Left unchecked, that $53 trillion will grow by $2 trillion to $3 trillion every year and burden our children and their children after them, but it could be even worse than that. Within the next five years, if nothing is done, this country faces a serious economic catastrophe because it is addicted to debt.
Walker for the past two years has been the canary in the federal budget coal mine, traveling the country with his dire message about the state of the federal government’s finances. He has made speeches in 25 states, often with fellow canaries from the Brookings Institution and the Heritage Foundation public-policy groups in what they bill the Fiscal Wake-up Tour.
If that sounds like something which would put you to sleep, you haven’t heard Walker make his plea for fiscal sanity. Yes, his numbers are depressing. But Walker says there is a way out of the madness – if our leaders will lead.
There’s not a lot of evidence they are ready to do that. In 2003, Congress approved a prescription drug benefit for Medicare.
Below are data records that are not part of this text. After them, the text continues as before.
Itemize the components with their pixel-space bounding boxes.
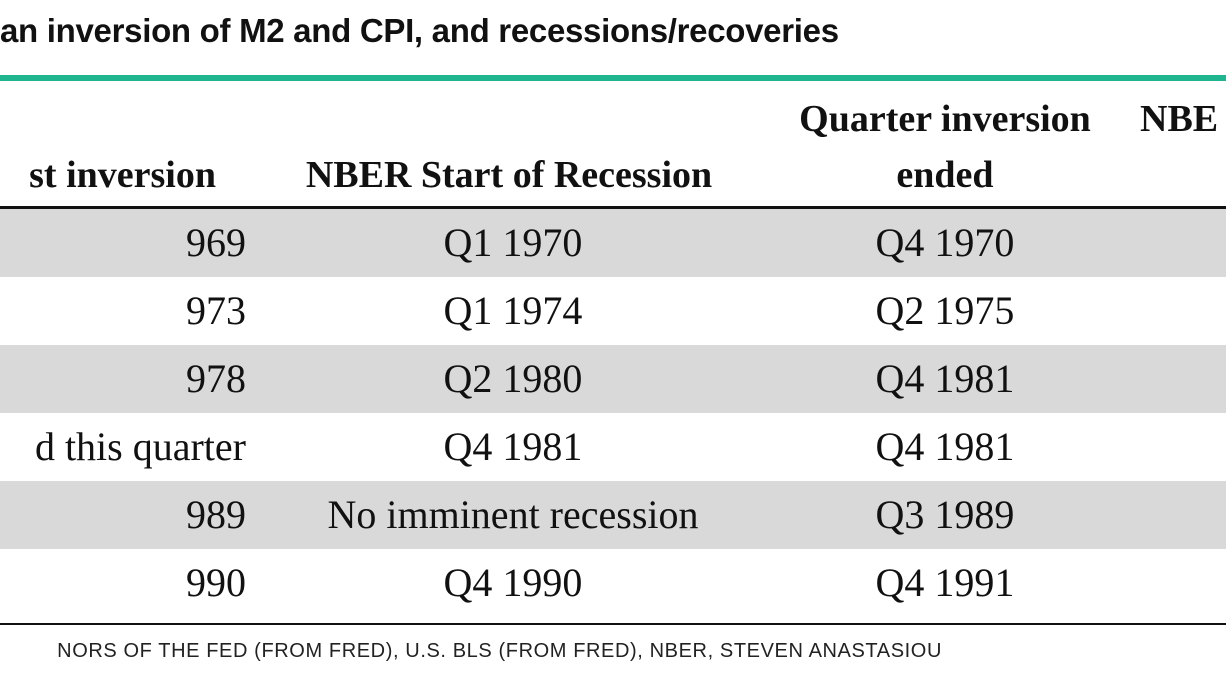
table-row: 969 Q1 1970 Q4 1970	[0, 209, 1226, 277]
chart-title: an inversion of M2 and CPI, and recessio…	[0, 12, 839, 49]
cell-nber-start: Q1 1974	[443, 288, 583, 333]
table-row: 990 Q4 1990 Q4 1991	[0, 549, 1226, 617]
cell-first-inversion: 978	[186, 356, 246, 401]
cell-nber-start: Q1 1970	[443, 220, 583, 265]
column-header-nber-start: NBER Start of Recession	[305, 154, 713, 196]
cell-inversion-ended: Q2 1975	[875, 288, 1015, 333]
column-header-inversion-ended: Quarter inversion ended	[799, 98, 1091, 196]
cell-first-inversion: 973	[186, 288, 246, 333]
cell-inversion-ended: Q4 1981	[875, 424, 1015, 469]
table-header: st inversion NBER Start of Recession Qua…	[0, 81, 1226, 207]
table-row: d this quarter Q4 1981 Q4 1981	[0, 413, 1226, 481]
cell-inversion-ended: Q4 1970	[875, 220, 1015, 265]
table-row: 973 Q1 1974 Q2 1975	[0, 277, 1226, 345]
header-rule	[0, 206, 1226, 209]
cell-first-inversion: 969	[186, 220, 246, 265]
source-note: NORS OF THE FED (FROM FRED), U.S. BLS (F…	[57, 640, 942, 662]
table-row: 989 No imminent recession Q3 1989	[0, 481, 1226, 549]
cell-first-inversion: 990	[186, 560, 246, 605]
cell-inversion-ended: Q3 1989	[875, 492, 1015, 537]
accent-rule	[0, 75, 1226, 81]
cell-nber-start: Q2 1980	[443, 356, 583, 401]
cell-nber-start: Q4 1990	[443, 560, 583, 605]
cell-inversion-ended: Q4 1981	[875, 356, 1015, 401]
cell-nber-start: No imminent recession	[327, 492, 699, 537]
cell-first-inversion: d this quarter	[34, 424, 246, 469]
cell-inversion-ended: Q4 1991	[875, 560, 1015, 605]
cell-first-inversion: 989	[186, 492, 246, 537]
table-bottom-rule	[0, 623, 1226, 625]
table-row: 978 Q2 1980 Q4 1981	[0, 345, 1226, 413]
column-header-nber-end: NBE	[1140, 98, 1219, 140]
data-table: st inversion NBER Start of Recession Qua…	[0, 81, 1226, 626]
cell-nber-start: Q4 1981	[443, 424, 583, 469]
column-header-first-inversion: st inversion	[29, 154, 216, 196]
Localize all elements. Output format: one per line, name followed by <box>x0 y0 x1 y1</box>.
It alone represents about $8 trillion of Medicare’s $34 trillion gap, Walker says.
The federal government is ignoring the first rule of holes on its fiscal affairs, he says. That is, when you’re in a hole, stop digging.
Many federal officials, though, have shovels in hand, wanting to add or expand entitlement programs, and ignoring the growing fiscal crisis.
The GAO has been working with members of both political parties to draft a Transparency and Accountability Act that would require greater transparency on the long-term costs of major legislation before it becomes law. Walker proposes something even more dramatic: an independent commission that would make hard budget choices and propose solutions. Much like the base realignment commission that propose closing military bases, the commission Walker envisions would present its plan to Congress, which could only vote it up or down.
More immediately, Walker is working to make the looming fiscal crisis a campaign issue in the presidential election. We wish him luck on that, because presidential candidates generally aren’t programmed to talk about grim forecasts and tough choices ahead.
Walker is an unusual official for Washington, D.C. He dares to tell the truth about the country’s fiscal health – or lack thereof. The presidential candidates, and voters, need to take his message very seriously.